575 F.2d 1191: Falls Stamping & Welding Company, Plaintiff-appellee, v. the International Union, United Automobile, Aircraft &agricultural Implement Workers of America, Local Union 1194,united Automobile, Aircraft& Agricultural Implement Workersof America and Thomas E. Heffernan, Defendants-appellants
United States Court of Appeals, Sixth Circuit. - 575 F.2d 1191
Argued April 3, 1978.Decided May 24, 1978
Ray C. Sheppard, Erickson & Sheppard, Akron, Ohio, John A. Fillion, Leonard R. Page, Detroit, Mich., for defendants-appellants.
Herman E. Rabe, Edward C. Kaminski, John N. Childs, Buckinghan, Doolittle, Burroughs, Akron, Ohio, for plaintiff-appellee.
Before PHILLIPS, Chief Judge, and EDWARDS and ENGEL, Circuit Judges.
The International Union, United Automobile, Aircraft & Agricultural Implement Workers of America (the union) appeals from the judgment of the district court vacating the award of an arbitrator in a labor dispute. Reference is made to the decision of the district court for a recitation of pertinent facts. Falls Stamping & Welding Co. v. U.A.W., 416 F.Supp. 574 (N.D.Ohio 1976).
Appellee Falls Stamping & Welding Company (the company) entered into a collective bargaining agreement with the union containing the following no-strike clause:
The Company shall have the right to discharge or otherwise discipline any employee who does engage in a strike, slowdown, stoppage of work, or interference with Company's operation during the term of this Agreement, any discipline or discharge as a result of the foregoing is subject to the grievance procedure. (emphasis added).

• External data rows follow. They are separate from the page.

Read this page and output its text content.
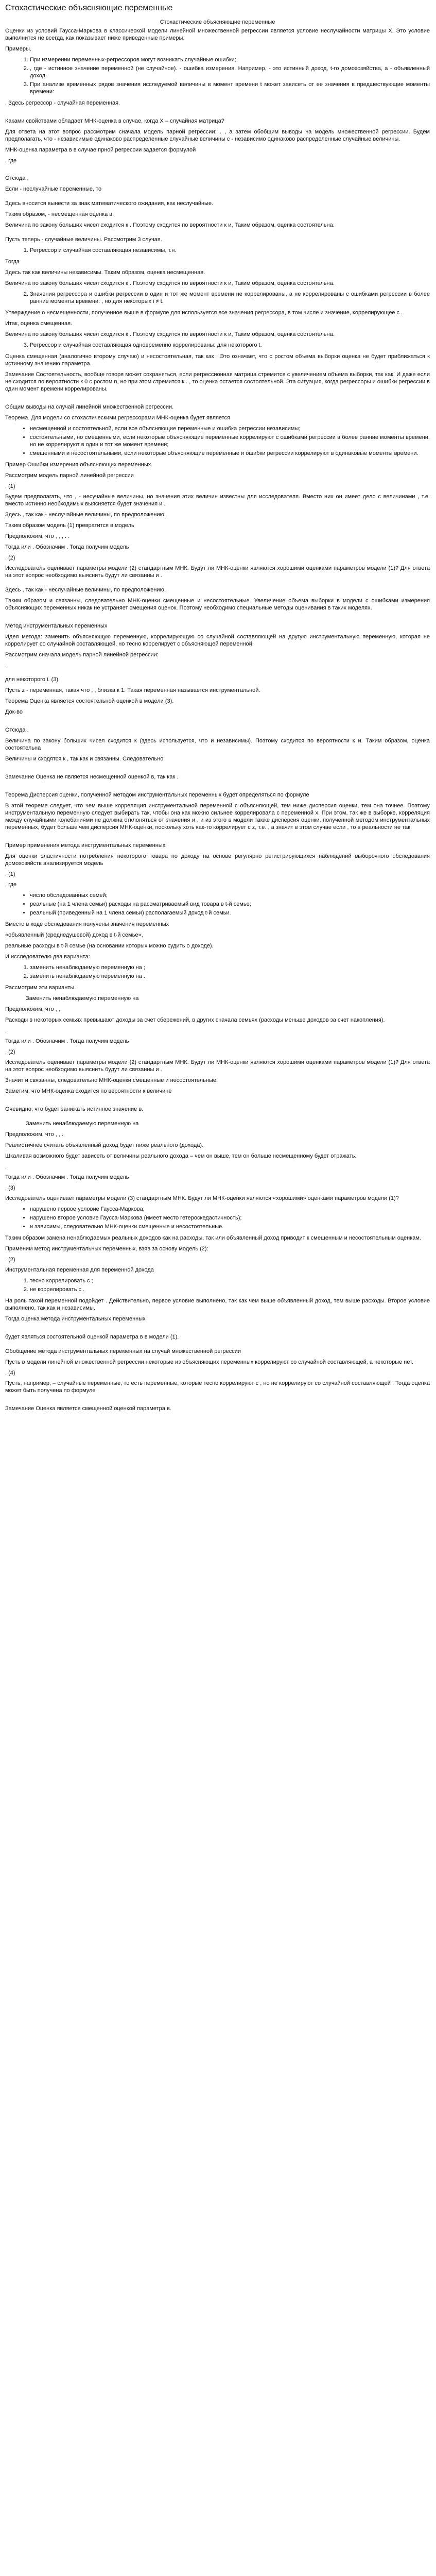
Стохастические объясняющие переменные

Стохастические объясняющие переменные

Оценки из условий Гаусса-Маркова в классической модели линейной множественной регрессии является условие неслучайности матрицы Х. Это условие выполнится не всегда, как показывает ниже приведенные примеры.

Примеры.

1. При измерении переменных-регрессоров могут возникать случайные ошибки;
2. , где - истинное значение переменной (не случайное). - ошибка измерения. Например, - это истинный доход, t-го домохозяйства, а - объявленный доход.
3. При анализе временных рядов значения исследуемой величины в момент времени t может зависеть от ее значения в предшествующие моменты времени:

, Здесь регрессор - случайная переменная.

Каками свойствами обладает МНК-оценка в случае, когда Х – случайная матрица?

Для ответа на этот вопрос рассмотрим сначала модель парной регрессии: . , а затем обобщим выводы на модель множественной регрессии. Будем предполагать, что - независимые одинаково распределенные случайные величины с - независимо одинаково распределенные случайные величины.

МНК-оценка параметра в в случае прной регрессии задается формулой

, где

Отсюда ,

Если - неслучайные переменные, то

Здесь вносится вынести за знак математического ожидания, как неслучайные.

Таким образом, - несмещенная оценка в.

Величина по закону больших чисел сходится к . Поэтому сходится по вероятности к и, Таким образом, оценка состоятельна.

Пусть теперь - случайные величины. Рассмотрим 3 случая.

1. Регрессор и случайная составляющая независимы, т.н.

Тогда

Здесь так как величины независимы. Таким образом, оценка несмещенная.

Величина по закону больших чисел сходится к . Поэтому сходится по вероятности к и, Таким образом, оценка состоятельна.

2. Значения регрессора и ошибки регрессии в один и тот же момент времени не коррелированы, а не коррелированы с ошибками регрессии в более ранние моменты времени: , но для некоторых i ≠ t.

Утверждение о несмещенности, полученное выше в формуле для используется все значения регрессора, в том числе и значение, коррелирующее с .

Итак, оценка смещенная.

Величина по закону больших чисел сходится к . Поэтому сходится по вероятности к и, Таким образом, оценка состоятельна.

3. Регрессор и случайная составляющая одновременно коррелированы: для некоторого t.

Оценка смещенная (аналогично второму случаю) и несостоятельная, так как . Это означает, что с ростом объема выборки оценка не будет приближаться к истинному значению параметра.

Замечание Состоятельность, вообще говоря может сохраняться, если регрессионная матрица стремится с увеличением объема выборки, так как. И даже если не сходится по вероятности к 0 с ростом n, но при этом стремится к . , то оценка остается состоятельной. Эта ситуация, когда регрессоры и ошибки регрессии в один момент времени коррелированы.

Общим выводы на случай линейной множественной регрессии.

Теорема. Для модели со стохастическими регрессорами МНК-оценка будет является

• несмещенной и состоятельной, если все объясняющие переменные и ошибка регрессии независимы;
• состоятельными, но смещенными, если некоторые объясняющие переменные коррелируют с ошибками регрессии в более ранние моменты времени, но не коррелируют в один и тот же момент времени;
• смещенными и несостоятельными, если некоторые объясняющие переменные и ошибки регрессии коррелируют в одинаковые моменты времени.

Пример Ошибки измерения объясняющих переменных.

Рассмотрим модель парной линейной регрессии

, (1)

Будем предполагать, что , - несучайные величины, но значения этих величин известны для исследователя. Вместо них он имеет дело с величинами , т.е. вместо истинно необходимых выясняется будет значения и .

Здесь , так как - неслучайные величины, по предположению.

Таким образом модель (1) превратится в модель

Предположим, что , , , . .

Тогда или . Обозначим . Тогда получим модель

. (2)

Исследователь оценивает параметры модели (2) стандартным МНК. Будут ли МНК-оценки являются хорошими оценками параметров модели (1)? Для ответа на этот вопрос необходимо выяснить будут ли связанны и .

Здесь , так как - неслучайные величины, по предположению.

Таким образом и связанны, следовательно МНК-оценки смещенные и несостоятельные. Увеличение объема выборки в модели с ошибками измерения объясняющих переменных никак не устраняет смещения оценок. Поэтому необходимо специальные методы оценивания в таких моделях.

Метод инструментальных переменных

Идея метода: заменить объясняющую переменную, коррелирующую со случайной составляющей на другую инструментальную переменную, которая не коррелирует со случайной составляющей, но тесно коррелирует с объясняющей переменной.

Рассмотрим сначала модель парной линейной регрессии:

.

для некоторого i. (3)

Пусть z - переменная, такая что , , близка к 1. Такая переменная называется инструментальной.

Теорема Оценка является состоятельной оценкой в модели (3).

Док-во

Отсюда .

Величина по закону больших чисел сходится к (здесь используется, что и независимы). Поэтому сходится по вероятности к и. Таким образом, оценка состоятельна

Величины и сходятся к , так как и связанны. Следовательно

Замечание Оценка не является несмещенной оценкой в, так как .

Теорема Дисперсия оценки, полученной методом инструментальных переменных будет определяться по формуле

В этой теореме следует, что чем выше корреляция инструментальной переменной с объясняющей, тем ниже дисперсия оценки, тем она точнее. Поэтому инструментальную переменную следует выбирать так, чтобы она как можно сильнее коррелировала с переменной х. При этом, так же в выборке, корреляция между случайными колебаниями не должна отклоняться от значения и , и из этого в модели также дисперсия оценки, полученной методом инструментальных переменных, будет больше чем дисперсия МНК-оценки, поскольку хоть как-то коррелирует с z, т.е. , а значит в этом случае если , то в реальности не так.

Пример применения метода инструментальных переменных

Для оценки эластичности потребления некоторого товара по доходу на основе регулярно регистрирующихся наблюдений выборочного обследования домохозяйств анализируется модель

. (1)

, где

• число обследованных семей;
• реальные (на 1 члена семьи) расходы на рассматриваемый вид товара в t-й семье;
• реальный (приведенный на 1 члена семьи) располагаемый доход t-й семьи.

Вместо в ходе обследования получены значения переменных

«объявленный (среднедушевой) доход в t-й семье»,

реальные расходы в t-й семье (на основании которых можно судить о доходе).

И исследователю два варианта:

1. заменить ненаблюдаемую переменную на ;
2. заменить ненаблюдаемую переменную на .

Рассмотрим эти варианты.

Заменить ненаблюдаемую переменную на

Предположим, что , ,

Расходы в некоторых семьях превышают доходы за счет сбережений, в других сначала семьях (расходы меньше доходов за счет накопления).

,

Тогда или . Обозначим . Тогда получим модель

. (2)

Исследователь оценивает параметры модели (2) стандартным МНК. Будут ли МНК-оценки являются хорошими оценками параметров модели (1)? Для ответа на этот вопрос необходимо выяснить будут ли связанны и .

Значит и связанны, следовательно МНК-оценки смещенные и несостоятельные.

Заметим, что МНК-оценка сходится по вероятности к величине

Очевидно, что будет занижать истинное значение в.

Заменить ненаблюдаемую переменную на

Предположим, что , , .

Реалистичнее считать объявленный доход будет ниже реального (дохода).

Шкаливая возможного будет зависеть от величины реального дохода – чем он выше, тем он больше несмещенному будет отражать.

,

Тогда или . Обозначим . Тогда получим модель

. (3)

Исследователь оценивает параметры модели (3) стандартным МНК. Будут ли МНК-оценки являются «хорошими» оценками параметров модели (1)?

• нарушено первое условие Гаусса-Маркова;
• нарушено второе условие Гаусса-Маркова (имеет место гетероскедастичность);
• и зависимы, следовательно МНК-оценки смещенные и несостоятельные.

Таким образом замена ненаблюдаемых реальных доходов как на расходы, так или объявленный доход приводит к смещенным и несостоятельным оценкам.

Применим метод инструментальных переменных, взяв за основу модель (2):

. (2)

Инструментальная переменная для переменной дохода

1. тесно коррелировать с ;
2. не коррелировать с .

На роль такой переменной подойдет . Действительно, первое условие выполнено, так как чем выше объявленный доход, тем выше расходы. Второе условие выполнено, так как и независимы.

Тогда оценка метода инструментальных переменных

будет являться состоятельной оценкой параметра в в модели (1).

Обобщение метода инструментальных переменных на случай множественной регрессии

Пусть в модели линейной множественной регрессии некоторые из объясняющих переменных коррелируют со случайной составляющей, а некоторые нет.

, (4)

Пусть, например, – случайные переменные, то есть переменные, которые тесно коррелируют с , но не коррелируют со случайной составляющей . Тогда оценка может быть получена по формуле

Замечание Оценка является смещенной оценкой параметра в.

In September 1975, approximately 93 employees were discharged following a series of wildcat strikes over the disciplining of certain employees. The union processed the grievances of the discharged employees pursuant to the collective bargaining agreement, which required arbitration. The arbitrator ordered that all of the employees should be reinstated with seniority but without backpay. Subsequently, the company filed this action under section 10 of the United States Arbitration Act of 1947, 9 U.S.C. § 10, to vacate or modify the award on the ground that the arbitrator had exceeded his authority by granting relief in contravention of the express terms of the collective bargaining agreement.
The district court vacated the order of the arbitrator, primarily on the authority of Amanda Bent Bolt Co. v. U.A.W., 451 F.2d 1277 (6th Cir. 1971), finding that the award of the arbitrator was contrary to the express language of the contract. We conclude that Amanda is not controlling in the present case and reverse.
In Amanda, this court held that when an employer reserves the unequivocal right to discharge employees who violate the no-strike provision of a collective bargaining agreement, an arbitrator has no authority to order reinstatement. In the present case, however, the company expressly agreed that the discharge of employees for participating in a strike would be subject to the grievance procedure set forth in the contract. This procedure included arbitration.
In Amanda, we recognized the following general rule:
(T)hat arbitration is a means of settling labor disputes is favored and that courts refuse to review the merits of an arbitration award, seeking to effectuate the policy that labor disputes should be resolved by arbitration. See United Steelworkers v. Enterprise Wheel & Car Corp., 363 U.S. 593, 80 S.Ct. 1358, 4 L.Ed.2d 1424; United Steelworkers v. Warrior & Gulf Nav. Co., 363 U.S. 574, 80 S.Ct. 1347, 4 L.Ed.2d 1409; United Steelworkers v. American Mfg. Co., 363 U.S. 564, 80 S.Ct. 1343, 4 L.Ed.2d 1403; United Steelworkers v. Caster Mold & Machine Co., 345 F.2d 429 (6th Cir.). 451 F.2d at 1278.
We conclude that the cases cited in the foregoing quotation and the opinion of this court in Timken Co. v. Local 1123, United Steelworkers, 492 F.2d 1178 (6th Cir. 1974), require reversal. Accordingly, the judgment of the district court is reversed and the case is remanded with instructions to reinstate the award of the arbitrator.